At 4pm I woke up to some nervous faces, a few nurses were in Jane’s room working frantically. A few nurses turned into a dozen doctors & nurses very fast, and we were soon at rock-bottom, with Jane at rock-bottom.
A few minutes prior (while I was sleeping), Elisabeth was watching the nurse suction out Jane’s mouth and reposition Jane’s cute little swollen little 4lb body, which helps getting rid of the fluids. Swelling in infants is bad. What happened next nobody will ever know, but the doctors believe that 1) Jane’s breathing tube got slightly removed, or 2) Jane’s breathing tube got plugged by something, maybe secretion.
Since Jane is extremely sensitive, any little problem can turn catastrophic. We got to watch Jane’s heart rate drop, then drop more, and more, and more, until it couldn’t drop any more–she had no pulse. Jane’s heart stopped pumping. Elisabeth looked at me and said, “that’s it”.
With Elisabeth in my arms, I reminded her that Jane is our miracle baby; God has more in His plans for our baby.
We were both numb from it all, our emotions can only take so much. We’ve experienced horrible events like this several times over the past 5 weeks, but never THIS BAD. We both stood there in awe, not believing what was happening, we weren’t even crying. Just 1 week ago I watched and listened to a crying mother slowly lose her son in the room next door to us– deja-vu.
Shortly after, her heart again started to beat on its own, while the doctors kept with the CPR and manually injected oxygen into her lungs. Her heart rate hovered in the low 20′s for about 20 minutes. They weren’t able to get her heart rate up, no matter what they tried. By Epinephrine (adrenaline) dose #5, there’s just no reason to think that a 6th dose will get her heart beating faster. For babies, if by 2 or so doses the heart hasn’t responded, any more doses have historically shown to not be of any more benefit. The head doctor told us she’s probably not going to recover. So we’re still just as numb as can be. Elisabeth just asked him to get back to work, don’t give up. He came to the point twice just asking out loud, “Does anybody have any ideas?!” Shortly after his 2nd plea, the doctor told us to bring in our family and say our last good-byes to Jane. We didn’t know what to think. “Not now” is all we knew. Since she did have a pulse, though small, we felt encouraged that it can possibly go up. So we asked him if he’s sure she won’t recover. He said he’s sure. I said 100% sure?
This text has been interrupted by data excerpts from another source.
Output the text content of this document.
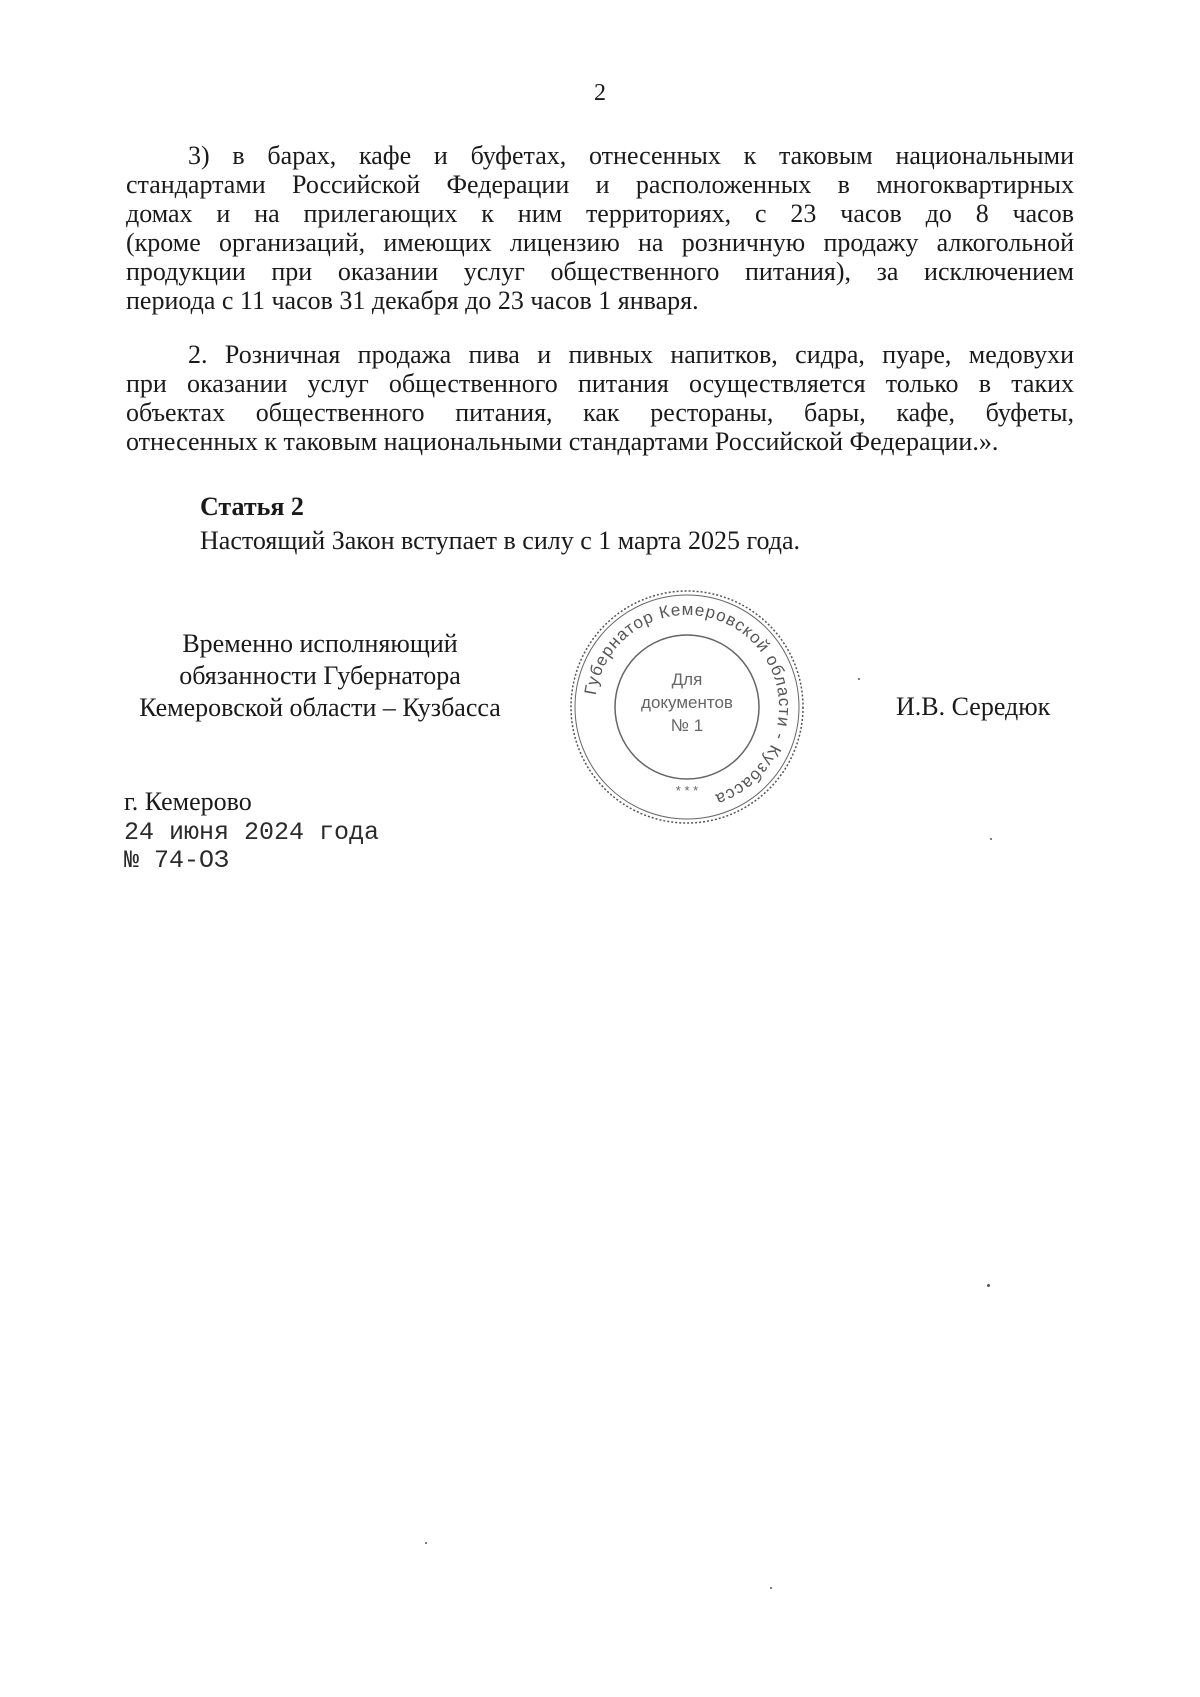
2
3) в барах, кафе и буфетах, отнесенных к таковым национальными
стандартами Российской Федерации и расположенных в многоквартирных
домах и на прилегающих к ним территориях, с 23 часов до 8 часов
(кроме организаций, имеющих лицензию на розничную продажу алкогольной
продукции при оказании услуг общественного питания), за исключением
периода с 11 часов 31 декабря до 23 часов 1 января.
2. Розничная продажа пива и пивных напитков, сидра, пуаре, медовухи
при оказании услуг общественного питания осуществляется только в таких
объектах общественного питания, как рестораны, бары, кафе, буфеты,
отнесенных к таковым национальными стандартами Российской Федерации.».
Статья 2
Настоящий Закон вступает в силу с 1 марта 2025 года.
Временно исполняющий
обязанности Губернатора
Кемеровской области – Кузбасса
Губернатор Кемеровской области - Кузбасса
Для
документов
№ 1
* * *
И.В. Середюк
г. Кемерово
24 июня 2024 года
№ 74-ОЗ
Then he clearly stated, “I’m 100% sure that she will not recover from this, her heart hasn’t responded to the “epi”, and it won’t now.” And he mentioned that he doesn’t want to keep doing CPR and make her suffer more from the constant compressions. We decided to tell him to not to worry about us, and just get back to work.
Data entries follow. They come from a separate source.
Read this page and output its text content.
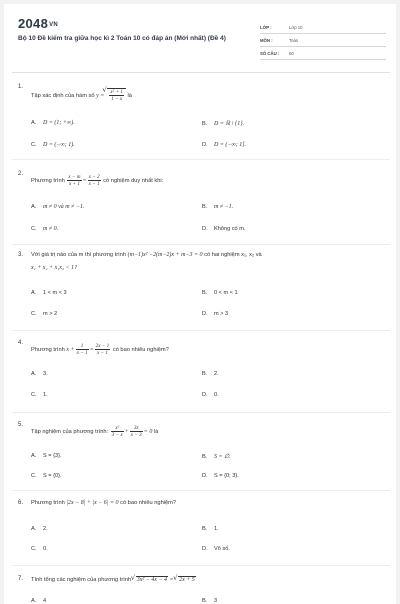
2048VN
Bộ 10 Đề kiểm tra giữa học kì 2 Toán 10 có đáp án (Mới nhất) (Đề 4)
LỚP :	Lớp 10
MÔN :	Toán
SỐ CÂU :	50
1.
Tập xác định của hàm số y = √ $\frac{\text{x² + 1}}{1 - x}$ là
A. D = (1; +∞).	B. D = ℝ \ {1}.
C. D = (−∞; 1).	D. D = (−∞; 1].
2.
Phương trình $\frac{x - m}{x + 1} = \frac{x - 2}{x - 1}$ có nghiệm duy nhất khi:
A. m ≠ 0 và m ≠ −1.	B. m ≠ −1.
C. m ≠ 0.	D. Không có m.
3. Với giá trị nào của m thì phương trình (m−1)x² −2(m−2)x + m−3 = 0 có hai nghiệm x₁, x₂ và
x₁ + x₂ + x₁x₂ < 1?
A. 1 < m < 3	B. 0 < m < 1
C. m > 2	D. m > 3
4.
Phương trình $x + \frac{1}{x - 1} = \frac{2x - 1}{x - 1}$ có bao nhiêu nghiệm?
A. 3.	B. 2.
C. 1.	D. 0.
5.
Tập nghiệm của phương trình: $\frac{\text{x²}}{3 - x} + \frac{3x}{x - 3} = 0$ là
A. S = {3}.	B. S = ∅.
C. S = {0}.	D. S = {0; 3}.
6. Phương trình |2x − 8| + |x − 6| = 0 có bao nhiêu nghiệm?
A. 2.	B. 1.
C. 0.	D. Vô số.
7. Tính tổng các nghiệm của phương trình √ 3x² − 4x − 4 = √ 2x + 5
A. 4	B. 3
Not 2 minutes passed, and her heart rate went up to 27, then back to 23, and bounced back and forth. Then it went all the way up to 35, then 37, 45, and stayed around there. We were getting excited, still scared as can be, because Jane can’t sustain life at 45 bpm, needing CPR forever. Then it went to 50, 70, 90, and hung around the 90′s for a few minutes.
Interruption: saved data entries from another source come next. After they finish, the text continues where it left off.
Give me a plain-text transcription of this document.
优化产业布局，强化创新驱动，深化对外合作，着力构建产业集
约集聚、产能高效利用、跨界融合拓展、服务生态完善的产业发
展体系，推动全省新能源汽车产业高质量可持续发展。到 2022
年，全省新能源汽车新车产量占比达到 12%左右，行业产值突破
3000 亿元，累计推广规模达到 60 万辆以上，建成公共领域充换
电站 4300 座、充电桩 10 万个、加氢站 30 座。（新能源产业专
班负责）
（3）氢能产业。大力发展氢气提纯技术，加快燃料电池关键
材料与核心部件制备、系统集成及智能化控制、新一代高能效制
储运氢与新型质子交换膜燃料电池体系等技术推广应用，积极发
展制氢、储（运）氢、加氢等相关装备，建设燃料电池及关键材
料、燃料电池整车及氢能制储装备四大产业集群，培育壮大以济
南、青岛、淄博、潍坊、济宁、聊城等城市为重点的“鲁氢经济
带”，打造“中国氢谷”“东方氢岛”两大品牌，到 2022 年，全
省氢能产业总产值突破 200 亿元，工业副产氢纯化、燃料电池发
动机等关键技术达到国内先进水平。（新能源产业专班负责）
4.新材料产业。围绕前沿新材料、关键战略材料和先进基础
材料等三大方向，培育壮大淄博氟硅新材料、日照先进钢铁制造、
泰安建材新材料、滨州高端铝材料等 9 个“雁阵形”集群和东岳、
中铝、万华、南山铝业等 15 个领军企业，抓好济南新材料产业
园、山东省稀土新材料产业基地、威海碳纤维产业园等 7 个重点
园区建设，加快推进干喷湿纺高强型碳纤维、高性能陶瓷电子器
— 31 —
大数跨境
Elisabeth prayed with Luba earlier today, telling God that today is the day for a miracle. She had no idea that she was speaking the truth.
100, 120, and comfortably at 130 the rest of the day, a normal rate for infants.
Jane decided that she wasn’t ready to die.
There’s more details, but I’m done thinking for the night. Over the next 48 hours, the main concern is to reduce possibility of brain damage as a result of today’s event. They’re also very concerned with her other organs, since she went so long with very little blood throughout her body, assuming that for-sure there IS damage, they just need time to see the extent. We disagree with them.
Without getting in to too much details today because we’re so exhausted, we do give glory to God, for coming through in the last minute. Sometimes He seems like a procrastinator.